An accelerating US economy increased speculation the Federal Reserve will buy fewer bonds to stimulate growth, diminishing demand for gold as a hedge against inflation.

“As long as we’re speculating on when any possible military intervention might take place, that could be supportive for gold as a safe haven,” said Jonathan Butler, a precious metals strategist at Mitsubishi International (Europe) in London.

Fed bond buying “will be scaled back in the remainder of this year. If that were to take place, there’s going to be some downside for gold,” he said. The metal fell 17% to $1,386.84 in London this year, tumbling into a bear market in April. The Standard &Poor’s GSCI gauge of 24 commodities rose 2.4% and the MSCI All-Country World Index of equities gained 9.5%.

Bullion set a record in 2011 as investors judged that unprecedented money printing by central banks would debase financial assets. While the Fed’s debt-buying program swelled its balance sheet by 28% since then, gold has been the sixth-worst performing commodity in the S&P GSCI gauge as consumer price increases failed to accelerate.

John Paulson, the billionaire hedge fund manager and biggest investor in the SPDR Gold Trust, the largest gold-backed exchangetraded product, cut his stake in the fund by 53% last quarter, a government filing showed. Holdings across gold ETPs retreated 26% this year, erasing $54.7 billion from their combined value.
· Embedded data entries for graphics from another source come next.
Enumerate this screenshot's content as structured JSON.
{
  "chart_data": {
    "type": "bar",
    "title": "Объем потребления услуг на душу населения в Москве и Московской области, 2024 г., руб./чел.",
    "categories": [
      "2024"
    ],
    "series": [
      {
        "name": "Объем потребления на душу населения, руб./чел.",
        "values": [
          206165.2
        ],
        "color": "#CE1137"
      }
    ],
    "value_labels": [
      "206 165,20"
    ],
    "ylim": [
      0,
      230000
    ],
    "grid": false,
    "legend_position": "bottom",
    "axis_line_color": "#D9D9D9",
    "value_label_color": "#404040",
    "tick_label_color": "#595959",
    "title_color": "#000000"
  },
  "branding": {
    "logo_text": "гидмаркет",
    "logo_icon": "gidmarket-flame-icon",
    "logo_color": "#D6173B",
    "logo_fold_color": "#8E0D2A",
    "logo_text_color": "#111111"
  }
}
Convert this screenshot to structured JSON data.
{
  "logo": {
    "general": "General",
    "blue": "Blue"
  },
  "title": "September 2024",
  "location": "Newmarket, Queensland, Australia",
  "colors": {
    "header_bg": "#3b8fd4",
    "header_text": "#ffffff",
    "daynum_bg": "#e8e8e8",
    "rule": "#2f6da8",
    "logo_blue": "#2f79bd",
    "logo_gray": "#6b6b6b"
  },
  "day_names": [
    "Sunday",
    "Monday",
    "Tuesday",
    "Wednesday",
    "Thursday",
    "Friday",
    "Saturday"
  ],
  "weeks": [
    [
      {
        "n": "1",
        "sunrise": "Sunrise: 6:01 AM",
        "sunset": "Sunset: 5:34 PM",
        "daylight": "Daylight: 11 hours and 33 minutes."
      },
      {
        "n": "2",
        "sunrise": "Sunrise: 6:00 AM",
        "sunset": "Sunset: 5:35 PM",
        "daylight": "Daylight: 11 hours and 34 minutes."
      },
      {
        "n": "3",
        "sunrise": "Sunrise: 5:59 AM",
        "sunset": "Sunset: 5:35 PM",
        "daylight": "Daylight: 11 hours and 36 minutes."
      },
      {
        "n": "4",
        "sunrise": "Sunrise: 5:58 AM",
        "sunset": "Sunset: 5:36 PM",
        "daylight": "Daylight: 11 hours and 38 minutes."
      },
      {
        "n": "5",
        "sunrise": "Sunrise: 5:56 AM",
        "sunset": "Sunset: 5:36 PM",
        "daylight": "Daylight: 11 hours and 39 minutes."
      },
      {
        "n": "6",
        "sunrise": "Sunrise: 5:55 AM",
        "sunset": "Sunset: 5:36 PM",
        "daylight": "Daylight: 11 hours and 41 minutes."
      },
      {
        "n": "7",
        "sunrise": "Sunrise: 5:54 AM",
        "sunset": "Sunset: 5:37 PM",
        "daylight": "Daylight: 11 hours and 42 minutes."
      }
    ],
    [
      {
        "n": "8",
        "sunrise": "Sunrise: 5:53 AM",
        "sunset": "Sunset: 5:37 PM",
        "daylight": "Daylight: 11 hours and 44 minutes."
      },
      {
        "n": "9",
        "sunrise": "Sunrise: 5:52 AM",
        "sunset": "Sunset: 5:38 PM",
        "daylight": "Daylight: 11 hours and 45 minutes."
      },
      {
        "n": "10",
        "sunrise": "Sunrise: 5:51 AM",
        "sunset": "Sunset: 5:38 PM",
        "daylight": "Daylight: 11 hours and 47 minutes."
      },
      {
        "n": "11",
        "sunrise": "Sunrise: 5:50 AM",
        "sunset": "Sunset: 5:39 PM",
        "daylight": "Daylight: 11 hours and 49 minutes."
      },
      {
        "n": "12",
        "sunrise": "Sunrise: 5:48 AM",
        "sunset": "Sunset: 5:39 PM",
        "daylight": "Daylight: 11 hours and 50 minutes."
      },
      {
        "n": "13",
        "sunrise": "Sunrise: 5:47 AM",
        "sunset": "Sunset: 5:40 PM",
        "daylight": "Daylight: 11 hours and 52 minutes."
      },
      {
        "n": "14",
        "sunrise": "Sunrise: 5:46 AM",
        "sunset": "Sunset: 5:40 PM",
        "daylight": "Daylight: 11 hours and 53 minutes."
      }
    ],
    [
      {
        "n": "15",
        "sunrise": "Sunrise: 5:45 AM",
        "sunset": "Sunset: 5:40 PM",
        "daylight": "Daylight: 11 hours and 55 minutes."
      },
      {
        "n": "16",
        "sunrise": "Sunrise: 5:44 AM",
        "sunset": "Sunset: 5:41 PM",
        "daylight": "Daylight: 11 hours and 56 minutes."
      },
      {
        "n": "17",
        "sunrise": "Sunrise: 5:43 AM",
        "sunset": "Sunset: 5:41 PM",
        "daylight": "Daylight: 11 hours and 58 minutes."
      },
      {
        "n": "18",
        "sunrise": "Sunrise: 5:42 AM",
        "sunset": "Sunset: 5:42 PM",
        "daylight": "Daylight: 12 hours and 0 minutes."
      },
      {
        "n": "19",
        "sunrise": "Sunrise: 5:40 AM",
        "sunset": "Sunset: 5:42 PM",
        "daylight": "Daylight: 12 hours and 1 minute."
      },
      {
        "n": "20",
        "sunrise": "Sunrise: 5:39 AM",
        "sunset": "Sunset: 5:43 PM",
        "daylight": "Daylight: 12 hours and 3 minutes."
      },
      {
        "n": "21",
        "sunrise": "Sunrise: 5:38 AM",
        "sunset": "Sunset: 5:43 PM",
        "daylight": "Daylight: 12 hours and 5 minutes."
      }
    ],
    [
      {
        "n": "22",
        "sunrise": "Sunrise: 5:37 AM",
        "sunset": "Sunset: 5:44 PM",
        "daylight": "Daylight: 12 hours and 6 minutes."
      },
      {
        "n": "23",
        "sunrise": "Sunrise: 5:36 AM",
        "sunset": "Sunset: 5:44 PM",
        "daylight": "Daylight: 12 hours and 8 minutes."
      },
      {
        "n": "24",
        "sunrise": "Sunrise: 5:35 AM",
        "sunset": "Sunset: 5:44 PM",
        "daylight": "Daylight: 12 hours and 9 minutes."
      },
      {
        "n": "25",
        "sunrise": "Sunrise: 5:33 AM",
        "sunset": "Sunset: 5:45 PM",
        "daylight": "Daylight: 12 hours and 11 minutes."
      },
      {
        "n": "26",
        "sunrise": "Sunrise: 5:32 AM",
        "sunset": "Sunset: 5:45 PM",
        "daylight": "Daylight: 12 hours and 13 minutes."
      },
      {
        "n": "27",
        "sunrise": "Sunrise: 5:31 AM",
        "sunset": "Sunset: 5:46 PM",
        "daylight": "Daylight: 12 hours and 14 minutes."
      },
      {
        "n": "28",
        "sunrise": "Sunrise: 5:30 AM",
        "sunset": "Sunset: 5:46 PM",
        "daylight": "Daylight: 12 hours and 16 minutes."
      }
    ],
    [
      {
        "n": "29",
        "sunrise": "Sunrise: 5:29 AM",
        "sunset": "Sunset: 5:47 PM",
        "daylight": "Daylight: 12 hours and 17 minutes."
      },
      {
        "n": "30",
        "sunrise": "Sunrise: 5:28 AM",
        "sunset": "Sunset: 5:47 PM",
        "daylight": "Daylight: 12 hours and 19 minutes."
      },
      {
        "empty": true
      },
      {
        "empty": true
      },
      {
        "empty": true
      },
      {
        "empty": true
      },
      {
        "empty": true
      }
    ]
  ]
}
Gold reached a three-month high last week and hedge funds’ bullish bets were the highest since January as US President Barack Obama sought approval before ordering action against Syria, whose government has been accused of using chemical weapons against its own people.

A Senate committee voted September 4 to authorise a limited military operation in Syria, the first step toward congressional endorsement. Hedge funds and other large speculators increased their net-long position by 34% to 97,902 contracts in the week through August 27, as bearish bets tumbled 37%, the biggest drop in 11 months, US Commodity Futures Trading Commission data show. Net-bullish wagers tripled since the end of June.

The metal rose 5.3% last month and 7.3% in July, the first back-toback monthly gains since September. The rally above $1,400 last month slowed purchases, along with near-record prices in India.